Breathe out to lose fat?When you stand tall and lift your chest, don’t you feel much better? You look better also, as your posture improves. Breathing capacity improves, as your diaphragm lifts to help expand your lungs. We need to breathe to live. Breathing sustains us and can also teach us about our current physical and psychological state. You get some great news, hold your breath in anticipation, or exhale out to relax more. Our wavelike breathing is our life force, but did you know that breathing out makes you lose fat?

    The rate and depth of breathing is influenced by changing levels of carbon dioxide, oxygen and hydrogen ions in our blood. When it comes to losing weight, why is breathing so important? And where does the fat go? Does it turn to energy or convert to muscle, as commonly thought? The process is all about biology, as fat mostly converts to carbon dioxide and leaves the body through breathing. Scientists, in a report published in the British Medical Journal, explain how our lungs unlock the carbon stored in fat cells. Replacing one hour of sitting with jogging, for example, raises the metabolic rate to seven times that of resting and removes an additional 39 grams of carbon stored in fat cells. Our lungs are responsible for weight loss, via our inhalations and exhalations. The diaphragm, like a big parachute, contracts and relaxes nonstop, drives respiration and is the central breathing muscle.

Get good at breathing

  Running up a flight of stairs is one of the best ways to improve cardiovascular fitness. It’s a practical, quick and easy way to breathe hard, and gain some fitness in a busy day. But for the rest of the time, what if you became really good at breathing?

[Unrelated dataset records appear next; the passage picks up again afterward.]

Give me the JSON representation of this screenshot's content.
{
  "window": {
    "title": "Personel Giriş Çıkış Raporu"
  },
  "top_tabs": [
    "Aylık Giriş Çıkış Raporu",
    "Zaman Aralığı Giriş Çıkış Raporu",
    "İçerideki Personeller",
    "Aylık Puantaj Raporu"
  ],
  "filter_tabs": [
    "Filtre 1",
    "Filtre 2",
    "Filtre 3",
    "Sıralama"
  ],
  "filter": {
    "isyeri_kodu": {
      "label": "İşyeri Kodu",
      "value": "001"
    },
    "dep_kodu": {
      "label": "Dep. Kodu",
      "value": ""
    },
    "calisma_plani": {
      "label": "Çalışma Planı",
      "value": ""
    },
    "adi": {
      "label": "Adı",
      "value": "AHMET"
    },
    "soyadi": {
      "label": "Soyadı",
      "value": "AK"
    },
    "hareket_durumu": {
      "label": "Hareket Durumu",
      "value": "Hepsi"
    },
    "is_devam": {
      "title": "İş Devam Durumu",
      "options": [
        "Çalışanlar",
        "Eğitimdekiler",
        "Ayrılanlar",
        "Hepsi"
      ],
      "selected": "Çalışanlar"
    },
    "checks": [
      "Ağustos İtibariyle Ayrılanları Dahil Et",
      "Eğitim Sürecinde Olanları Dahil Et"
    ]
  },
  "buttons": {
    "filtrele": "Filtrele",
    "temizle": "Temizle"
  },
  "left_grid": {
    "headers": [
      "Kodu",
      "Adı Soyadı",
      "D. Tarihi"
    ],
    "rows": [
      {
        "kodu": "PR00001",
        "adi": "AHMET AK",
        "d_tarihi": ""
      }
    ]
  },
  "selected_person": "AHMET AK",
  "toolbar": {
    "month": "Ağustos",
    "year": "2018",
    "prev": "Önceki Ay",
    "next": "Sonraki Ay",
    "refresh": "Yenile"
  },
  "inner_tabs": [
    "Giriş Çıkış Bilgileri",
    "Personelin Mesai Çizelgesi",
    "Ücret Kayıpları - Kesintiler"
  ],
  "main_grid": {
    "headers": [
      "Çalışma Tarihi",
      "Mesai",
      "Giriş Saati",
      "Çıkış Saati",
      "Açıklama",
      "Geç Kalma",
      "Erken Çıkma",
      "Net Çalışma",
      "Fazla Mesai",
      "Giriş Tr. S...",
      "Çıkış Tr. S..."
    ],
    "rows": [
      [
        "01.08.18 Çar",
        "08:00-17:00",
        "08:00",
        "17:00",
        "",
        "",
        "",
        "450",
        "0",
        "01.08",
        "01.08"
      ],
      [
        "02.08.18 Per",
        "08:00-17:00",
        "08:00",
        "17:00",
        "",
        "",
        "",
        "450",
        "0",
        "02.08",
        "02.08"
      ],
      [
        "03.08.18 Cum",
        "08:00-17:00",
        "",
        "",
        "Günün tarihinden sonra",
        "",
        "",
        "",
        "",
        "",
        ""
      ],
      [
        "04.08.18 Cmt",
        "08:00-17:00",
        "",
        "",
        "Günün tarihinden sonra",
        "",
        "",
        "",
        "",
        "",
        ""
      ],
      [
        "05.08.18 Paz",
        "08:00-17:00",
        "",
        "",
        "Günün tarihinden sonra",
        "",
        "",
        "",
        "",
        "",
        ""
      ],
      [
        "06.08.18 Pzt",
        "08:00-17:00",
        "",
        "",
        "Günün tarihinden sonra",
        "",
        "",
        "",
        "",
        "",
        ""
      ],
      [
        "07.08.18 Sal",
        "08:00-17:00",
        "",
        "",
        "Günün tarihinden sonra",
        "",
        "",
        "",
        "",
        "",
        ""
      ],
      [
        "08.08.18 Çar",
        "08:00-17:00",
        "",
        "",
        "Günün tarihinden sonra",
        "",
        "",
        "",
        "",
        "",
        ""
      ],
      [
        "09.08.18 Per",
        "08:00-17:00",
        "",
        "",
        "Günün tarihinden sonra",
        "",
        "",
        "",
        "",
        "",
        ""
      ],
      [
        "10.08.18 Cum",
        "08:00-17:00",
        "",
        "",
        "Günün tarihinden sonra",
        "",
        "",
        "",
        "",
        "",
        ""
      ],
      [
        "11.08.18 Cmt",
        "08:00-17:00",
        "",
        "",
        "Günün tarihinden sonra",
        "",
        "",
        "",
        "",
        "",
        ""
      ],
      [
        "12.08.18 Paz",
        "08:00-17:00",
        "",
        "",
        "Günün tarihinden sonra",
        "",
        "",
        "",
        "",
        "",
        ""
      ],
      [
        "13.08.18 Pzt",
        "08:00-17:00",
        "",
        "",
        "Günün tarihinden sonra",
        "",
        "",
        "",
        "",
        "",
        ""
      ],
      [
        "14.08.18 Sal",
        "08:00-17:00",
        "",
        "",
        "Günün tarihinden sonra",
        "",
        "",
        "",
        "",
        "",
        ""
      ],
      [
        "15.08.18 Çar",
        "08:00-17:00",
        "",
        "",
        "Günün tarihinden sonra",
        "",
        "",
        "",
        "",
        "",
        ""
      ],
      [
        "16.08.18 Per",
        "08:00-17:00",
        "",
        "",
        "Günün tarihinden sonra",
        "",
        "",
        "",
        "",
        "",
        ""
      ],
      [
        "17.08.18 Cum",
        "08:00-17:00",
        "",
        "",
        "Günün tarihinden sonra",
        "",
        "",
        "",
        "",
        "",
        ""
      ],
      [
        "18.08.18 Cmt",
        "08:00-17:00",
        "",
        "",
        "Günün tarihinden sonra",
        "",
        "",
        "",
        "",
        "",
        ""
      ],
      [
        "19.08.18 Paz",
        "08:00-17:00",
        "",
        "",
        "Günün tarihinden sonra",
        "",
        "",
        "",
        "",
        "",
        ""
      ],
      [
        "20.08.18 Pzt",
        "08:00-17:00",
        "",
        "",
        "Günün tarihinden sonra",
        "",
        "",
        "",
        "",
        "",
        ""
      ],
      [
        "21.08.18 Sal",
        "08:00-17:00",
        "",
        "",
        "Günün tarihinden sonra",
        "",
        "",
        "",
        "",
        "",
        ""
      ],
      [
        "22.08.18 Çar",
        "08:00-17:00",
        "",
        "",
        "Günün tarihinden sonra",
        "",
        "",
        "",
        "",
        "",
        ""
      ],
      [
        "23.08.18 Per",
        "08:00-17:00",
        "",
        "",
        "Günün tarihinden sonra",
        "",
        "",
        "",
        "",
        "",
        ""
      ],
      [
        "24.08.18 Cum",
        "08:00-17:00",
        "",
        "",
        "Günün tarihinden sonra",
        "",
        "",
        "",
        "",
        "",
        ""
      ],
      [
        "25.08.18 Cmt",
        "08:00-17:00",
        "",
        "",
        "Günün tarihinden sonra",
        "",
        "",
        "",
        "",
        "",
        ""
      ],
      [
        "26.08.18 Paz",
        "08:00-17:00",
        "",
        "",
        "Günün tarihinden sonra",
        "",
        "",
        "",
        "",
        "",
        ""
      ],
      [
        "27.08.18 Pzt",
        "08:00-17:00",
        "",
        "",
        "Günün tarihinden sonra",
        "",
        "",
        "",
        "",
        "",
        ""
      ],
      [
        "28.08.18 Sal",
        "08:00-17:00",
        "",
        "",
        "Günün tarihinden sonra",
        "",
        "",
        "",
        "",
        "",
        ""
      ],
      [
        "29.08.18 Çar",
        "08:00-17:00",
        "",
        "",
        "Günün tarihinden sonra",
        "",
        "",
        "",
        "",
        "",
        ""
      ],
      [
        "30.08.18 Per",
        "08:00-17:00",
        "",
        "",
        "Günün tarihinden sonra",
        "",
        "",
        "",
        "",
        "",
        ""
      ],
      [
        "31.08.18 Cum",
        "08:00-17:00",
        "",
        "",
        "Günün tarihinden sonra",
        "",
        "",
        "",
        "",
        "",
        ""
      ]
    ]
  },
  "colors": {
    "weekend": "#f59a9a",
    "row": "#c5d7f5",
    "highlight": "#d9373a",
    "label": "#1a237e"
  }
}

     It helps to understand just how much space the diaphragm needs to expand and fall with inhalations and exhalations. The diaphragm sits beneath the lungs and is above the organs of the abdomen. It is the major muscle that drives respiration. Respiration consists of moving gases in and out of the lungs, and circulation is the transport of these gases to the tissues.

    Like a lopsided mushroom, the diaphragm is attached to the sternum and the lower six ribs, and to the first three lumbar vertebrae, via two tendon-like structures called crura. The crura, like strings, extend down to the psoas and lower back muscles. The joints of the lumbar spine and upper back also play a part in how well the diaphragm expands and contracts, and therefore the quality and depth of breathing.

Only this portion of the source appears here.